There are other biomarkers that people are looking at, such as immunohistochemical stains, but this all goes ultimately to either the genetic level or protein level. Ultimately, the most effective biomarker will be something that is easily collected—like in the blood—and something that is easily measured and has a high sensitivity and specificity. That is always a trade-off there. But as we understand the mutational heterogeneity of kidney cancer, those biomarkers will come soon thereafter. 

What are the biggest unmet needs in this field?

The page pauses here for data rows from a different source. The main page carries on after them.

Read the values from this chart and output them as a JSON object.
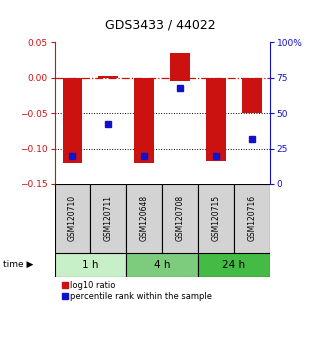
{
  "title": "GDS3433 / 44022",
  "samples": [
    "GSM120710",
    "GSM120711",
    "GSM120648",
    "GSM120708",
    "GSM120715",
    "GSM120716"
  ],
  "log10_ratio": [
    -0.12,
    0.003,
    -0.12,
    0.035,
    -0.118,
    -0.05
  ],
  "log10_ratio_bottom": [
    0,
    0,
    0,
    -0.005,
    0,
    0
  ],
  "percentile_rank": [
    20,
    42,
    20,
    68,
    20,
    32
  ],
  "time_groups": [
    {
      "label": "1 h",
      "start": 0,
      "end": 2,
      "color": "#c8f0c8"
    },
    {
      "label": "4 h",
      "start": 2,
      "end": 4,
      "color": "#7dcc7d"
    },
    {
      "label": "24 h",
      "start": 4,
      "end": 6,
      "color": "#44bb44"
    }
  ],
  "ylim_left": [
    -0.15,
    0.05
  ],
  "ylim_right": [
    0,
    100
  ],
  "yticks_left": [
    0.05,
    0,
    -0.05,
    -0.1,
    -0.15
  ],
  "yticks_right": [
    100,
    75,
    50,
    25,
    0
  ],
  "bar_color": "#cc1111",
  "dot_color": "#1111cc",
  "background_color": "#ffffff",
  "legend_red_label": "log10 ratio",
  "legend_blue_label": "percentile rank within the sample"
}
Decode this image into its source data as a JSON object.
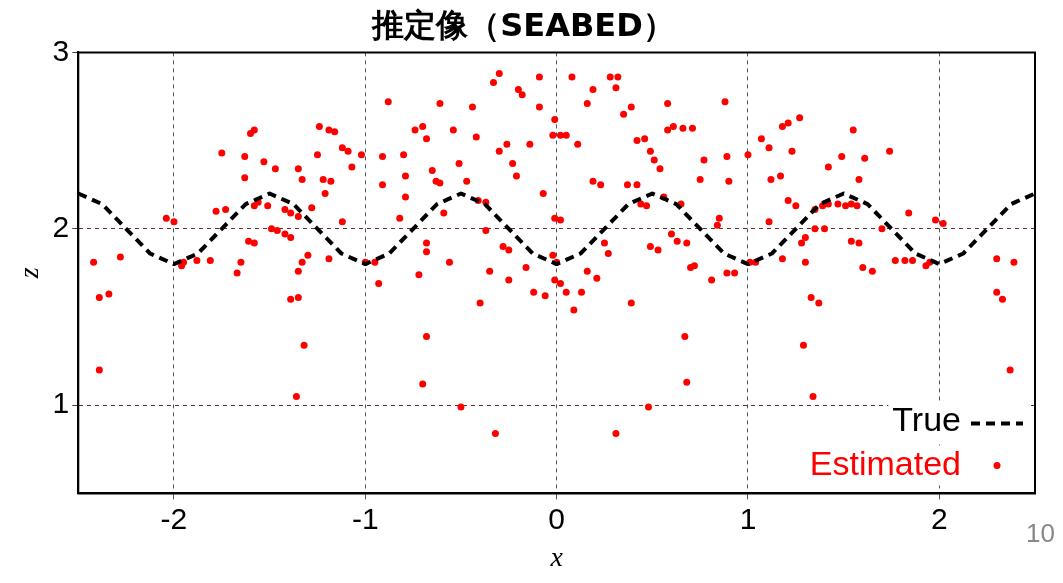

A biomarker is the biggest pressing unmet need, because without it you can’t stratify risk. Beyond that, there is an awareness that there are trade-offs with these decisions. Ten to 20 years ago, kidney cancer management was very reactive. You saw mass and you removed it. In many cases, you may have helped, and in some you may have hurt because the biology of that tumor may never have been destined to metastasize.

However, the reason we did it [that way] was because there weren’t many systemic therapies. I don’t mean to imply wonderful systemic therapies, but we have active agents. We have a lot of them, and combinations are doing a much better job than anything we had a decade ago. As we work in partnership with our medical oncology colleagues, adjuvant therapy, neoadjuvant therapy, and using some immunologically active agents is the multimodal approach that we'll be using a lot more of in patients with locally advanced or metastatic disease. For those patients with localized disease, active surveillance combined with biomarkers is what the future holds.